3) Have confidence that in time, good writing gets noticed. It’s my own personal law of creativity that the best stuff gets noticed. So before you try to sell yourself ahead of time, write in the trenches, write in obscurity for a good long time and actually get good at writing. Trust the process and know that if you consistently put your best content online, if you grow, if you’re open to critique and change, then you’ll get discovered. You will. Case in point: I’ve been writing for about 15 years. But I’ve only been seriously blogging for about 5 or so. I still don’t have one of the most highly trafficked blogs in the blogosphere, but after I committed to working hard and putting good stuff online, I got noticed. People starting reading my stuff, linking to it, passing it along. I think this goes back to a good theology of work. We work, we develop our gifts, not so we can get a fat contract or be rich and famous, but to the glory of God. The work itself matters, not who sees it and what happens. God sees it. So do your best work, even if only one human reads it. And, typically, you will get noticed and good things can happen.
4) Don’t be the one who pesters everyone to tweet, link to, or give you attention. Maybe this is a pet peeve of mine, but don’t be the guy who on Twitter tags someone famous and says, “You might like this . . . .” or “I wrote this, can you tweet it out.” Look, if your writing is good, people will notice. That’s not to say there is something wrong with promotion or marketing. Not at all. If you believe in your message, you want it to get out there. Still, there is a crass way to do this that skips all the steps it takes to be good enough to be well read. Don’t take that shortcut. Write well and you won’t have to convince anyone to read your stuff.
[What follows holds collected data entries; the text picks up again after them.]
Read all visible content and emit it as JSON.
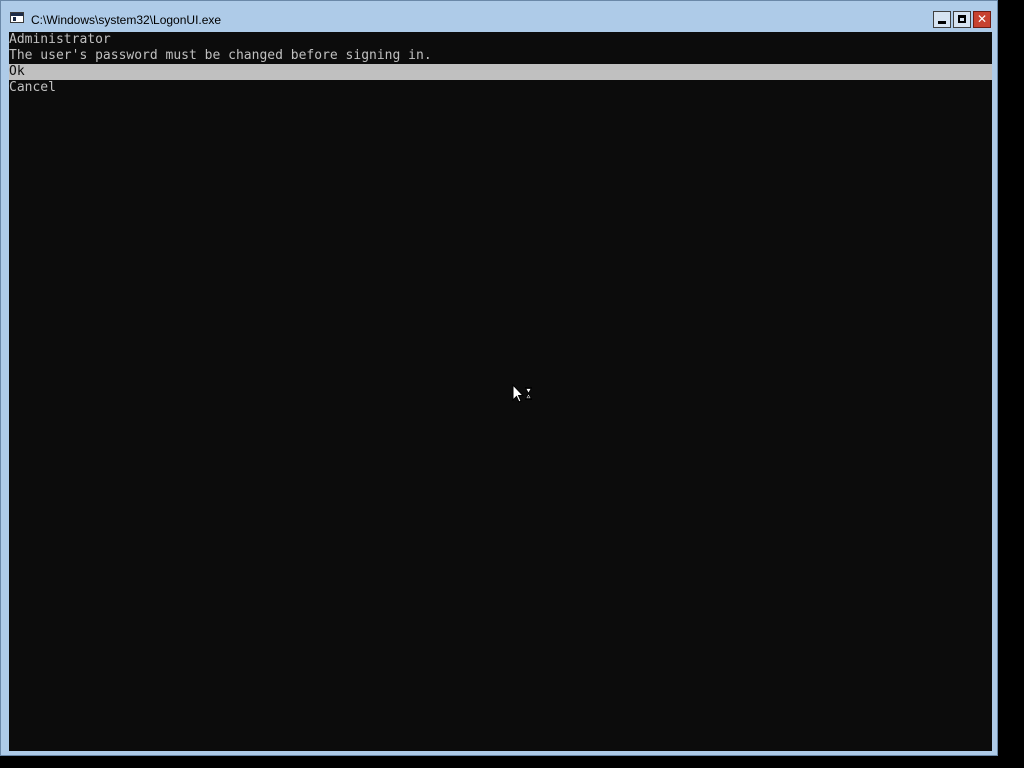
{
  "window": {
    "title": "C:\\Windows\\system32\\LogonUI.exe",
    "icon": "console-app-icon",
    "controls": {
      "minimize": "minimize-icon",
      "maximize": "maximize-icon",
      "close": "close-icon",
      "close_glyph": "✕"
    }
  },
  "console": {
    "username": "Administrator",
    "message": "The user's password must be changed before signing in.",
    "options": [
      {
        "label": "Ok",
        "selected": true
      },
      {
        "label": "Cancel",
        "selected": false
      }
    ]
  },
  "colors": {
    "titlebar": "#aecbe8",
    "console_bg": "#0c0c0c",
    "console_fg": "#c0c0c0",
    "selection_bg": "#c0c0c0",
    "close_button": "#c7412f"
  },
  "cursor": {
    "icon": "busy-arrow-cursor-icon"
  }
}
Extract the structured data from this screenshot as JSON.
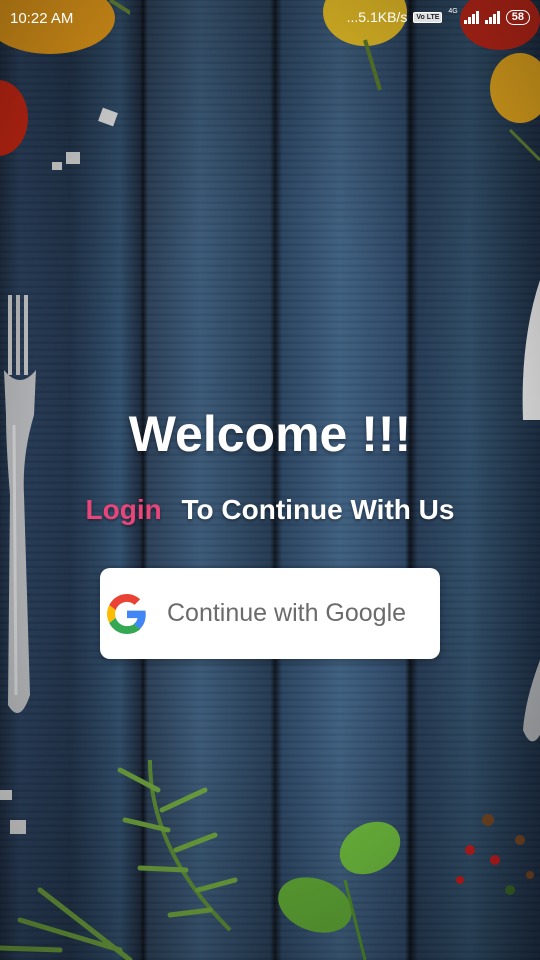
{
  "status_bar": {
    "time": "10:22 AM",
    "net_speed": "...5.1KB/s",
    "volte": "Vo LTE",
    "network_type": "4G",
    "battery": "58"
  },
  "welcome": {
    "title": "Welcome !!!",
    "login_link": "Login",
    "tagline": "To Continue With Us"
  },
  "google_button": {
    "label": "Continue with Google",
    "icon": "google-logo-icon"
  },
  "colors": {
    "login_accent": "#e8457a",
    "button_bg": "#ffffff",
    "button_text": "#6b6b6b"
  }
}
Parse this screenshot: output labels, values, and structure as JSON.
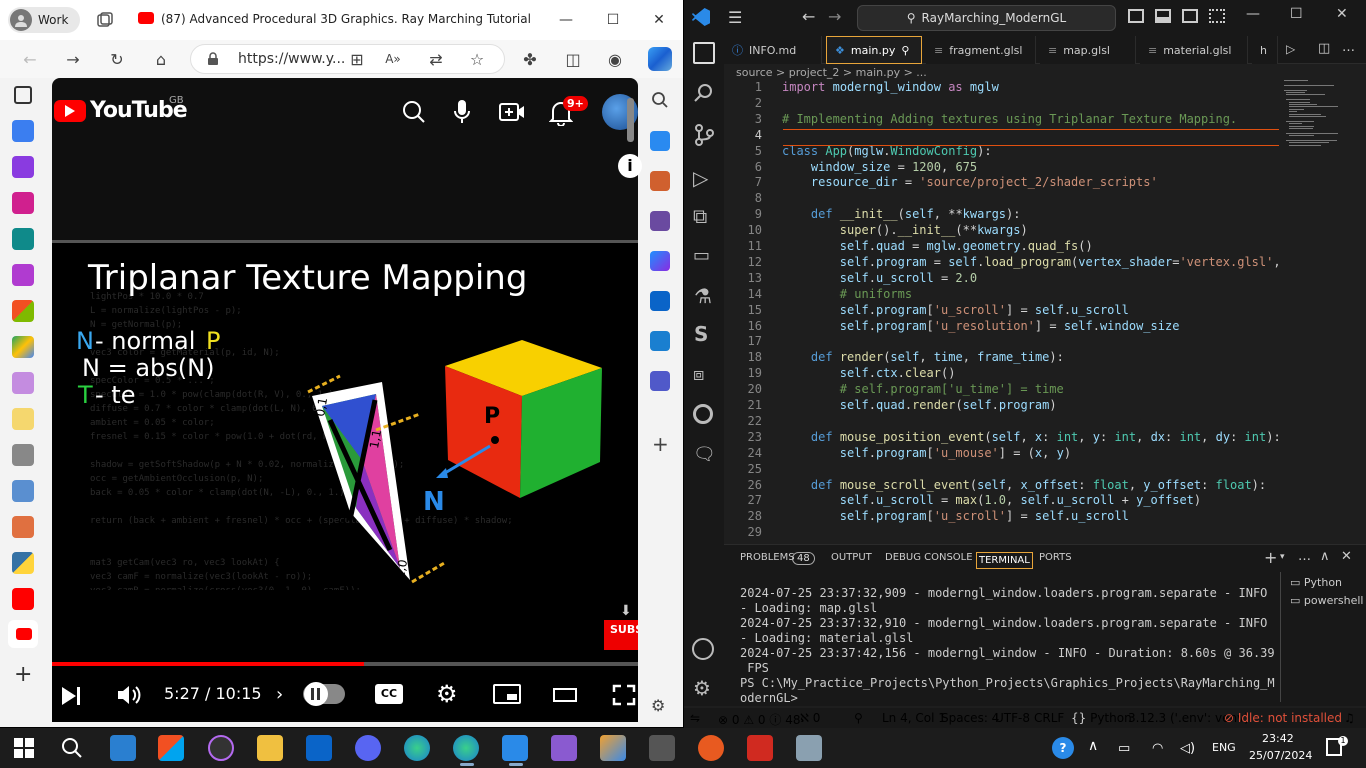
{
  "edge": {
    "profile": "Work",
    "tab_title": "(87) Advanced Procedural 3D Graphics. Ray Marching Tutorial - You...",
    "url": "https://www.y..."
  },
  "youtube": {
    "logo": "YouTube",
    "region": "GB",
    "notifications": "9+",
    "video_title": "Triplanar Texture Mapping",
    "overlay": {
      "n_label": "N",
      "n_text": " - normal ",
      "p_label": "P",
      "n_eq": "N = abs(N)",
      "t_label": "T",
      "t_text": " - te",
      "cube_p": "P",
      "arrow_n": "N",
      "uv": [
        "0,1",
        "1,1",
        "0,0",
        "1,0"
      ]
    },
    "subscribe": "SUBSCRIBE",
    "time": "5:27 / 10:15",
    "progress_fraction": 0.533,
    "cc": "CC"
  },
  "vscode": {
    "search": "RayMarching_ModernGL",
    "tabs": [
      {
        "label": "INFO.md",
        "icon": "info-icon"
      },
      {
        "label": "main.py",
        "icon": "python-icon",
        "active": true
      },
      {
        "label": "fragment.glsl",
        "icon": "glsl-icon"
      },
      {
        "label": "map.glsl",
        "icon": "glsl-icon"
      },
      {
        "label": "material.glsl",
        "icon": "glsl-icon"
      },
      {
        "label": "h",
        "icon": "glsl-icon"
      }
    ],
    "breadcrumb": "source  >  project_2  >  main.py  >  ...",
    "code_lines": [
      {
        "n": "1",
        "t": "import moderngl_window as mglw"
      },
      {
        "n": "2",
        "t": ""
      },
      {
        "n": "3",
        "t": "# Implementing Adding textures using Triplanar Texture Mapping."
      },
      {
        "n": "4",
        "t": ""
      },
      {
        "n": "5",
        "t": "class App(mglw.WindowConfig):"
      },
      {
        "n": "6",
        "t": "    window_size = 1200, 675"
      },
      {
        "n": "7",
        "t": "    resource_dir = 'source/project_2/shader_scripts'"
      },
      {
        "n": "8",
        "t": ""
      },
      {
        "n": "9",
        "t": "    def __init__(self, **kwargs):"
      },
      {
        "n": "10",
        "t": "        super().__init__(**kwargs)"
      },
      {
        "n": "11",
        "t": "        self.quad = mglw.geometry.quad_fs()"
      },
      {
        "n": "12",
        "t": "        self.program = self.load_program(vertex_shader='vertex.glsl',"
      },
      {
        "n": "13",
        "t": "        self.u_scroll = 2.0"
      },
      {
        "n": "14",
        "t": "        # uniforms"
      },
      {
        "n": "15",
        "t": "        self.program['u_scroll'] = self.u_scroll"
      },
      {
        "n": "16",
        "t": "        self.program['u_resolution'] = self.window_size"
      },
      {
        "n": "17",
        "t": ""
      },
      {
        "n": "18",
        "t": "    def render(self, time, frame_time):"
      },
      {
        "n": "19",
        "t": "        self.ctx.clear()"
      },
      {
        "n": "20",
        "t": "        # self.program['u_time'] = time"
      },
      {
        "n": "21",
        "t": "        self.quad.render(self.program)"
      },
      {
        "n": "22",
        "t": ""
      },
      {
        "n": "23",
        "t": "    def mouse_position_event(self, x: int, y: int, dx: int, dy: int):"
      },
      {
        "n": "24",
        "t": "        self.program['u_mouse'] = (x, y)"
      },
      {
        "n": "25",
        "t": ""
      },
      {
        "n": "26",
        "t": "    def mouse_scroll_event(self, x_offset: float, y_offset: float):"
      },
      {
        "n": "27",
        "t": "        self.u_scroll = max(1.0, self.u_scroll + y_offset)"
      },
      {
        "n": "28",
        "t": "        self.program['u_scroll'] = self.u_scroll"
      },
      {
        "n": "29",
        "t": ""
      }
    ],
    "panel_tabs": [
      "PROBLEMS",
      "OUTPUT",
      "DEBUG CONSOLE",
      "TERMINAL",
      "PORTS"
    ],
    "problems_count": "48",
    "terminal_lines": [
      "2024-07-25 23:37:32,909 - moderngl_window.loaders.program.separate - INFO",
      "- Loading: map.glsl",
      "2024-07-25 23:37:32,910 - moderngl_window.loaders.program.separate - INFO",
      "- Loading: material.glsl",
      "2024-07-25 23:37:42,156 - moderngl_window - INFO - Duration: 8.60s @ 36.39",
      " FPS",
      "PS C:\\My_Practice_Projects\\Python_Projects\\Graphics_Projects\\RayMarching_M",
      "odernGL> "
    ],
    "terminals": [
      "Python",
      "powershell"
    ],
    "status": {
      "errors": "0",
      "warnings": "0",
      "infos": "48",
      "ports": "0",
      "position": "Ln 4, Col 1",
      "spaces": "Spaces: 4",
      "encoding": "UTF-8",
      "eol": "CRLF",
      "language": "Python",
      "interpreter": "3.12.3 ('.env': venv)",
      "lint": "Idle: not installed"
    }
  },
  "taskbar": {
    "lang": "ENG",
    "time": "23:42",
    "date": "25/07/2024"
  }
}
5) Don’t build your platform on outrage. There is a increasingly rich market for “evangelicals who are not like other evangelicals.” Controversy sells and generates clicks. And for a short season, this formula works. But over the long haul, if this is your game, you’ll end up running out of steam and having to generate outrage to keep your rapid fan base happy. But is this the way of Christ? Is the way to glorify God with your gifts? And do you want to be that guy know solely by what you are against? Now, an important caveat to those, right now, queuing up blog posts to say that I’m part of a secret cabal stifling dissent: there is a place for thoughtful, robust, substantive, even satirical critique. But always check your motives and make it your mission to be creative, tell your story, take risks, and use your gifts to glorify God.